Just some comments on the trop; - the A330 rides the transition quite well even though, as you say, the ride can be rough.

I would say that temperature variations aren't wide enough to cause concern in terms of being too warm.

The optimum altitude and maximum altitude charts for M0.80 and M0.82 are below.

ISA+20 would not be a problem at FL350, 205T; the charts are for a cg of 37.0% but I believe a cg of 39.5% would not significantly affect operation in ISA+20 conditions.

The 'n' curve, (1.4g & 1.3g) indicate buffet margin. There are no bleed corrections for optimum altitudes but max operating alts for ISA+20 are reduced by: Engine Anti-ice only, 800'; Airframe and Engine A/I, 1900'.

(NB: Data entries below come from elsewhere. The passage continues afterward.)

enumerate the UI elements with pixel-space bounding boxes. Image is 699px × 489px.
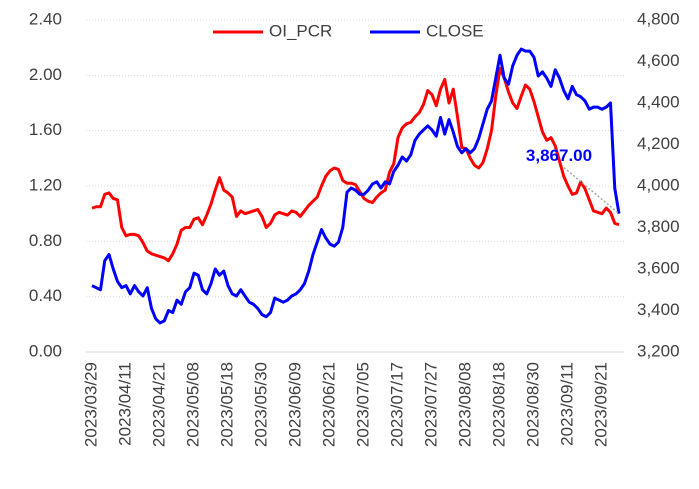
x-tick-label: 2023/08/18	[489, 362, 508, 447]
series-line	[91, 47, 621, 325]
x-tick-label: 2023/07/17	[387, 362, 406, 447]
series-line	[91, 66, 620, 263]
y2-tick-label: 3,600	[637, 258, 680, 277]
y2-tick-label: 3,800	[637, 217, 680, 236]
legend-label: CLOSE	[426, 21, 484, 40]
x-tick-label: 2023/05/18	[217, 362, 236, 447]
y2-tick-label: 4,400	[637, 92, 680, 111]
x-tick-label: 2023/06/09	[285, 362, 304, 447]
y2-tick-label: 4,600	[637, 51, 680, 70]
y2-tick-label: 4,200	[637, 134, 680, 153]
data-label: 3,867.00	[526, 146, 592, 165]
x-tick-label: 2023/06/21	[319, 362, 338, 447]
y-tick-label: 0.00	[29, 341, 62, 360]
y-tick-label: 1.60	[29, 120, 62, 139]
x-tick-label: 2023/08/08	[455, 362, 474, 447]
x-tick-label: 2023/09/21	[591, 362, 610, 447]
y2-tick-label: 4,000	[637, 175, 680, 194]
y-tick-label: 0.40	[29, 286, 62, 305]
x-tick-label: 2023/07/27	[421, 362, 440, 447]
y2-tick-label: 3,400	[637, 300, 680, 319]
y2-tick-label: 4,800	[637, 9, 680, 28]
x-tick-label: 2023/04/11	[115, 362, 134, 446]
x-tick-label: 2023/05/30	[251, 362, 270, 447]
legend-label: OI_PCR	[269, 21, 332, 40]
x-tick-label: 2023/09/11	[557, 362, 576, 446]
x-tick-label: 2023/04/21	[149, 362, 168, 447]
y2-tick-label: 3,200	[637, 341, 680, 360]
x-tick-label: 2023/07/05	[353, 362, 372, 447]
x-tick-label: 2023/08/30	[523, 362, 542, 447]
x-tick-label: 2023/03/29	[81, 362, 100, 447]
y-tick-label: 2.00	[29, 65, 62, 84]
x-tick-label: 2023/05/08	[183, 362, 202, 447]
y-tick-label: 1.20	[29, 175, 62, 194]
y-tick-label: 2.40	[29, 9, 62, 28]
y-tick-label: 0.80	[29, 231, 62, 250]
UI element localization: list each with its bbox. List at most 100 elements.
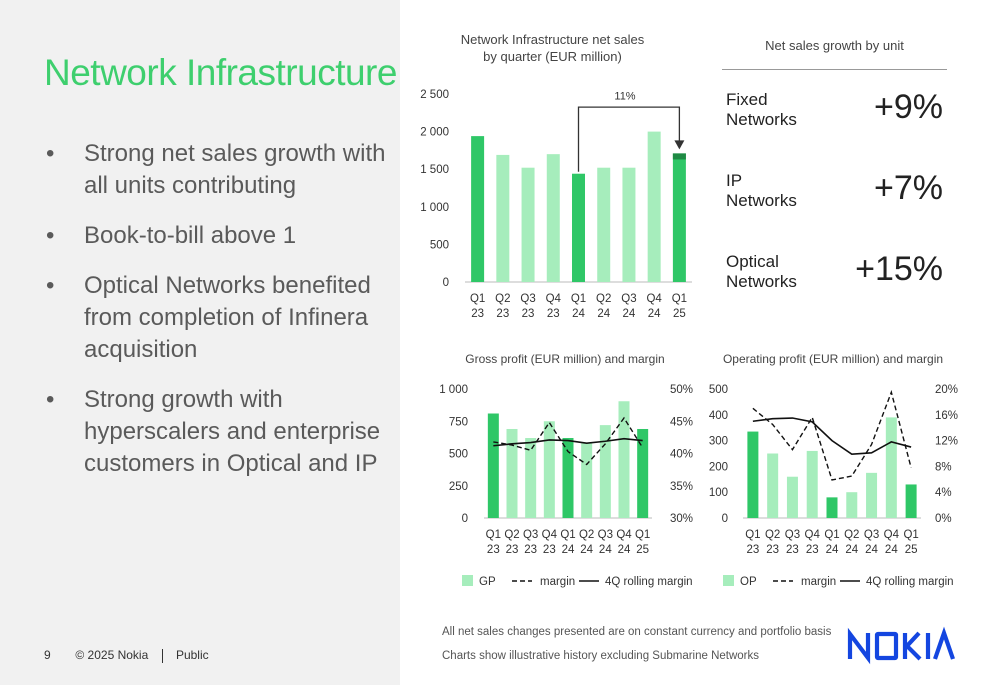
bullet-text: Strong growth with hyperscalers and ente… <box>84 386 381 477</box>
legend-label-rolling: 4Q rolling margin <box>866 576 954 588</box>
x-tick-label-year: 24 <box>826 544 839 556</box>
y-tick-label: 0 <box>462 513 468 525</box>
x-tick-label-quarter: Q1 <box>486 529 501 541</box>
logo-letter-n <box>847 627 871 665</box>
x-tick-label-year: 23 <box>496 308 509 320</box>
bullet-dot: • <box>46 272 55 299</box>
bullet-dot: • <box>46 140 55 167</box>
legend-label-bars: GP <box>479 576 496 588</box>
x-tick-label-year: 24 <box>865 544 878 556</box>
y-tick-label: 1 000 <box>439 384 468 396</box>
x-tick-label-year: 23 <box>786 544 799 556</box>
growth-panel-divider <box>722 69 947 70</box>
x-tick-label-quarter: Q4 <box>542 529 558 541</box>
bar-net-sales <box>546 154 560 282</box>
bullet-item: • Strong growth with hyperscalers and ent… <box>44 384 389 480</box>
logo-letter-k <box>902 631 922 661</box>
x-tick-label-quarter: Q2 <box>495 293 510 305</box>
bar-profit <box>905 484 917 518</box>
y-tick-label: 250 <box>449 481 468 493</box>
y-tick-label: 0 <box>722 513 728 525</box>
unit-name-ip: IP Networks <box>726 171 797 211</box>
x-tick-label-year: 23 <box>506 544 519 556</box>
bullet-item: • Strong net sales growth with all units … <box>44 138 389 202</box>
y-tick-label: 500 <box>449 449 468 461</box>
y-tick-label: 100 <box>709 487 728 499</box>
bullet-text: Optical Networks benefited from completi… <box>84 272 371 363</box>
footnote-history: Charts show illustrative history excludi… <box>442 650 760 662</box>
legend-label-bars: OP <box>740 576 757 588</box>
x-tick-label-quarter: Q2 <box>579 529 594 541</box>
x-tick-label-year: 23 <box>543 544 556 556</box>
x-tick-label-year: 23 <box>471 308 484 320</box>
y-tick-label: 300 <box>709 436 728 448</box>
y2-tick-label: 40% <box>670 449 693 461</box>
net-sales-title-line2: by quarter (EUR million) <box>483 49 622 64</box>
x-tick-label-year: 24 <box>885 544 898 556</box>
bullet-item: • Optical Networks benefited from complet… <box>44 270 389 366</box>
net-sales-chart-title: Network Infrastructure net sales by quar… <box>440 31 665 65</box>
x-tick-label-year: 24 <box>562 544 575 556</box>
bar-profit <box>562 438 574 518</box>
x-tick-label-quarter: Q3 <box>520 293 535 305</box>
page-number: 9 <box>44 648 51 662</box>
growth-panel-title: Net sales growth by unit <box>765 38 904 53</box>
x-tick-label-year: 24 <box>648 308 661 320</box>
bar-net-sales-top-segment <box>672 153 686 160</box>
x-tick-label-quarter: Q3 <box>785 529 800 541</box>
x-tick-label-quarter: Q2 <box>844 529 859 541</box>
legend-label-margin: margin <box>801 576 836 588</box>
footer-divider <box>161 648 163 663</box>
bar-net-sales <box>471 136 485 282</box>
y-tick-label: 2 500 <box>420 89 449 101</box>
y2-tick-label: 50% <box>670 384 693 396</box>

None of this, by itself is a big thing. This is the stuff of normal cruise, and the airplane is a long way from the boundaries by planning and good flight management.

In reference to the reduced altitudes if antice protection is 'on', by "reduced" I am thinking that the airplane would probably stay at altitude if established there already but descent may be required if it warms up.

In other words, this kind of reduction doesn't meant the airplane is anywhere near "coffin corner" but astute crews may descend for slighly lower fuel flows.

Speed would not be a problem in most cases but if it warms up, a very slow bleeding off may occur - nothing dramatic that any crew wouldn't be able to plan for and determine a course of action.

Though the caveat is always "anything's possible", we have to bear in mind that ISA+20 is rare, higher even more rare, and they would have known about this variation from the flight plan.

Fuel load, cruise altitude selections, loading and routes would have been taken into consideration - it's standard work.